VII. L’orteil du pied de la cheville

« Great art ! », comme disent les Américains. De quoi nous rappeler que « Dumbo » est (avec Bambi) sans doute le dernier film de l’âge d’or des studios Disney, soit avant les relations compliquées de l’oncle Walt avec son entourage professionnel. Merveille de simplicité et d’efficacité tant dans l’animation que sur le plan du storytelling avec un enchaînement de scènes cultes (les cigognes, le train, les éléphants roses, la comptine de la mère, les clowns-pompiers). L’émotion y est forte à travers des scènes déchirantes au symbolisme subtil (la mère qui dodeline son fils à travers les barreaux, le monologue sur la tolérance de Timothée qui admoneste les corbeaux). C’est littéralement poignant. Rarement Disney a atteint un tel sommet émotionnel : l’identification directe à ce marginal et l’empathie qui fonctionne à merveille (on a tous des complexes).

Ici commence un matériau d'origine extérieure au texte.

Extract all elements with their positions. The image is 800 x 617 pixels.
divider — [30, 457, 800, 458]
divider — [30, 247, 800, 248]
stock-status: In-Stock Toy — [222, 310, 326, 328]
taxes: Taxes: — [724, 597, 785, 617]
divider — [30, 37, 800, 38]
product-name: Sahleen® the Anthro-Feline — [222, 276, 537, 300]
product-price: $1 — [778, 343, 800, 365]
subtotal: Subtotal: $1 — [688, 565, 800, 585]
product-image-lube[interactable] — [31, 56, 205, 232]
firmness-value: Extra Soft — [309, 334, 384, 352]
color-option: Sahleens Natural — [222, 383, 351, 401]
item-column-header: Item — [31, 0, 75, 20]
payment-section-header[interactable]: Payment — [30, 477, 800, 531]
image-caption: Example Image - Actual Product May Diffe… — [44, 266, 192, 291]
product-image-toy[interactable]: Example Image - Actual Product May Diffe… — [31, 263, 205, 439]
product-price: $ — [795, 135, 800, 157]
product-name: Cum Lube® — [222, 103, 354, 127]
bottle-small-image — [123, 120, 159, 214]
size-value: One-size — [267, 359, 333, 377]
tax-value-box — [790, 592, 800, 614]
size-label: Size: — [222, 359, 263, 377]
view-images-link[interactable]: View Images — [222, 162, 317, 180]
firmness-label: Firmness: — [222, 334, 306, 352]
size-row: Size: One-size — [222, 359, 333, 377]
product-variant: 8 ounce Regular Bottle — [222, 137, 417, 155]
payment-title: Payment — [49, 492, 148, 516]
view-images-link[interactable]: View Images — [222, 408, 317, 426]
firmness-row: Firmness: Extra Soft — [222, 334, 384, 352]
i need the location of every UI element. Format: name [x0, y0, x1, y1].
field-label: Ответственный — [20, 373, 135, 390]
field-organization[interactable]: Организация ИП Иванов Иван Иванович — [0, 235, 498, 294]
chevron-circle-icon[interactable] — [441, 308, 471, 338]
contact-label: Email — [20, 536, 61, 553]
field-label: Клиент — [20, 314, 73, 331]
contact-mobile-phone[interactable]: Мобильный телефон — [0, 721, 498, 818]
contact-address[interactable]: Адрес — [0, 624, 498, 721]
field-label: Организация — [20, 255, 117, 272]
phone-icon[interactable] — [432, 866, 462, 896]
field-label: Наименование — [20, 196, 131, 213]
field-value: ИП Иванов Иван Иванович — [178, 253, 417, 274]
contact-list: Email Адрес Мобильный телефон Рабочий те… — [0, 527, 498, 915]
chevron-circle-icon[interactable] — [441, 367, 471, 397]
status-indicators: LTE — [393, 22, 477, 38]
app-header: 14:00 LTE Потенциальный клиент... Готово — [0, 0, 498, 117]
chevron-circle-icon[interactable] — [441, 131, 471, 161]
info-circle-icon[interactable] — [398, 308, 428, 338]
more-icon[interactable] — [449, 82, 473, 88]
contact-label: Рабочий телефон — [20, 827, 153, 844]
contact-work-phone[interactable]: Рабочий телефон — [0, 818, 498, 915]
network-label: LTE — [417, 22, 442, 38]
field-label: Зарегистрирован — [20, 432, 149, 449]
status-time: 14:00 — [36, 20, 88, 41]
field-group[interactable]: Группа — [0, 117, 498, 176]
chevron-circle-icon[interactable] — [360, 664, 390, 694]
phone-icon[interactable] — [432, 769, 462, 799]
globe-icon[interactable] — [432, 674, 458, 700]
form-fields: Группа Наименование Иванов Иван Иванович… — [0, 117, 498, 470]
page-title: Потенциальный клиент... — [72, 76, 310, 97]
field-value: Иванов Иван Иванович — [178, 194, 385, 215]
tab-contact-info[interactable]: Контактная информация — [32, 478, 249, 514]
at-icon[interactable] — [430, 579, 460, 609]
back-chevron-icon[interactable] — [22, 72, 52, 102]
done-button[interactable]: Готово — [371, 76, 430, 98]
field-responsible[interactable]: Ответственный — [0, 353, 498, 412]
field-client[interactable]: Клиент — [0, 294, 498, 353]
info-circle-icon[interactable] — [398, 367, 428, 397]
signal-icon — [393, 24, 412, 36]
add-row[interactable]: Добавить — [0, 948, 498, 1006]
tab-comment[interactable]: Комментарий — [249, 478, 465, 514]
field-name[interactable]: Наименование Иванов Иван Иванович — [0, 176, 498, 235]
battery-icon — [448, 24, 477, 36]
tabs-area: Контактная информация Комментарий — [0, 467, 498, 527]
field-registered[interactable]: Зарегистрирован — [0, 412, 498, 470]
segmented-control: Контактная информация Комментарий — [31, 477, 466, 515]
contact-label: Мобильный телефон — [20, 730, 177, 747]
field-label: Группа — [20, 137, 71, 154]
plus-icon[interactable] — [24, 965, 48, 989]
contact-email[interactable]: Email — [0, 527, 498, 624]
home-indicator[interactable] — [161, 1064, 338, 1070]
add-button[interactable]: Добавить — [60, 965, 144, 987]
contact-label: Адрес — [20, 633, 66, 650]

Mais Burton, lui, n’arrive pas à l’orteil du pied de la cheville de son modèle. Le réalisateur préférant une adaptation lisse gonflée aux CGI et à l’art/production design soigné.

VIII. Où est l’art ?

Autrement dit, avant, les réalisateurs, producteurs et animateurs se retroussaient les manches pour produire une œuvre d’art. Et faisaient du cinéma le véritable septième art. Aujourd’hui, Tim Burton et les équipes de Disney ne s’encombrent plus trop de la démarche artistique et préfèrent penser leurs films en termes de produits marketing à vendre à l’international. C’est pourquoi on nous refourgue un blockbuster qui, s’il possède d’indéniables qualités techniques, n’atteint jamais la profondeur et la perfection de l’original. Si visuellement, vous n’aurez aucun mal à croire à ce petit pachyderme volant, vous ne verserez aucune larme durant la projection. Car là où la version de 1941 touchait en plein cœur, cette relecture en live action ne fait que flatter la rétine. De la poudre aux yeux jetée vulgairement aux spectateurs. Mais le cinéphile que vous êtes n’est pas dupe. Burton a beau essayer, il ne parvient pas à retrouver l’équilibre parfait entre émotion, humour et fantaisie qui faisait tout le sel du quatrième Classique de Disney.